Code Snippet: AI Agent with Tool Calling
Trigger.dev’s model shines for AI agent loops. The platform handles retries, state persistence, and observability while you focus on tool orchestration:
export const researchAgent = task({
id: "research-agent",
retry: {
maxAttempts: 3,
factor: 2,
minTimeout: 5000
},
run: async ({ topic }: { topic: string }) => {
const messages: CoreMessage[] = [
{ role: "user", content: `Research: ${topic}` }
];
for (let i = 0; i < 10; i++) {
const { text, toolCalls, steps } = await generateText({
model: anthropic("claude-opus-4-20250514"),
system: "You are a research assistant with web access.",
messages,
tools: { search, browse, analyze },
maxSteps: 5
});
// Checkpoint happens here automatically
if (!toolCalls.length) {
return { summary: text, stepsUsed: steps.length };
}
for (const call of toolCalls) {
const result = await executeTool(call);
messages.push({ role: "tool", content: result });
}
}
throw new Error("Max iterations reached without conclusion");
}
});
Each await boundary triggers a checkpoint. If the LLM API times out or the container crashes, the task resumes with the same message history. You don’t write explicit state management code.
Technical Verdict
Use Trigger.dev when:
- You’re a TypeScript shop building AI agents, media pipelines, or scheduled jobs
- You want durable execution without learning Temporal’s event sourcing model
- Your tasks run for minutes to hours, not days to months
- You value fast iteration over strict determinism guarantees
Avoid it when:
- You need polyglot workers (Python ML models, Go services)
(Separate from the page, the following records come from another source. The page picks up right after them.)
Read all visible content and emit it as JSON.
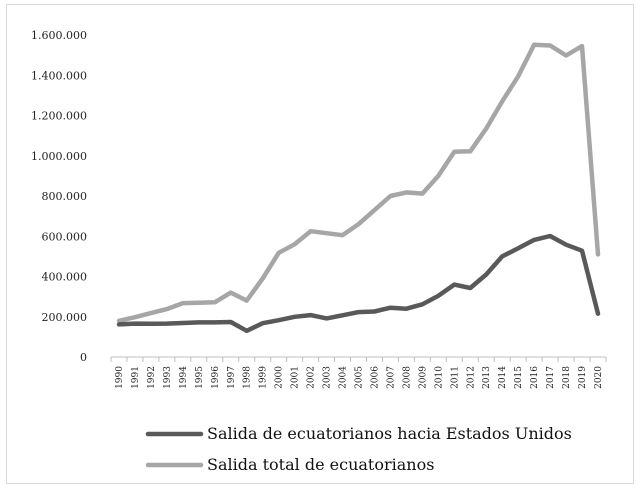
{
  "chart_data": {
    "type": "line",
    "title": "",
    "xlabel": "",
    "ylabel": "",
    "ylim": [
      0,
      1600000
    ],
    "y_ticks": [
      "0",
      "200.000",
      "400.000",
      "600.000",
      "800.000",
      "1.000.000",
      "1.200.000",
      "1.400.000",
      "1.600.000"
    ],
    "y_tick_values": [
      0,
      200000,
      400000,
      600000,
      800000,
      1000000,
      1200000,
      1400000,
      1600000
    ],
    "categories": [
      "1990",
      "1991",
      "1992",
      "1993",
      "1994",
      "1995",
      "1996",
      "1997",
      "1998",
      "1999",
      "2000",
      "2001",
      "2002",
      "2003",
      "2004",
      "2005",
      "2006",
      "2007",
      "2008",
      "2009",
      "2010",
      "2011",
      "2012",
      "2013",
      "2014",
      "2015",
      "2016",
      "2017",
      "2018",
      "2019",
      "2020"
    ],
    "grid": false,
    "legend_position": "bottom",
    "series": [
      {
        "name": "Salida de ecuatorianos hacia Estados Unidos",
        "color": "#595959",
        "values": [
          162000,
          166000,
          165000,
          166000,
          169000,
          172000,
          172000,
          174000,
          130000,
          168000,
          183000,
          200000,
          208000,
          192000,
          207000,
          223000,
          226000,
          245000,
          240000,
          262000,
          304000,
          360000,
          343000,
          410000,
          500000,
          540000,
          582000,
          601000,
          558000,
          528000,
          215000
        ]
      },
      {
        "name": "Salida total de ecuatorianos",
        "color": "#a6a6a6",
        "values": [
          180000,
          198000,
          218000,
          238000,
          268000,
          270000,
          272000,
          320000,
          280000,
          390000,
          518000,
          560000,
          625000,
          615000,
          605000,
          660000,
          730000,
          800000,
          818000,
          812000,
          900000,
          1020000,
          1022000,
          1135000,
          1270000,
          1395000,
          1552000,
          1548000,
          1498000,
          1545000,
          510000
        ]
      }
    ]
  }
}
- Workflows span weeks or months and require complex versioning
- You need sub-second task latency (container cold starts add 1-3 seconds)
- You’re already running Temporal and the operational cost is sunk
The platform represents a pragmatic middle ground: more durable than AWS Lambda, simpler than Temporal, optimized for the TypeScript ecosystem. The checkpoint model trades strict determinism for developer ergonomics. For AI agent loops and background jobs, that’s often the right trade-off.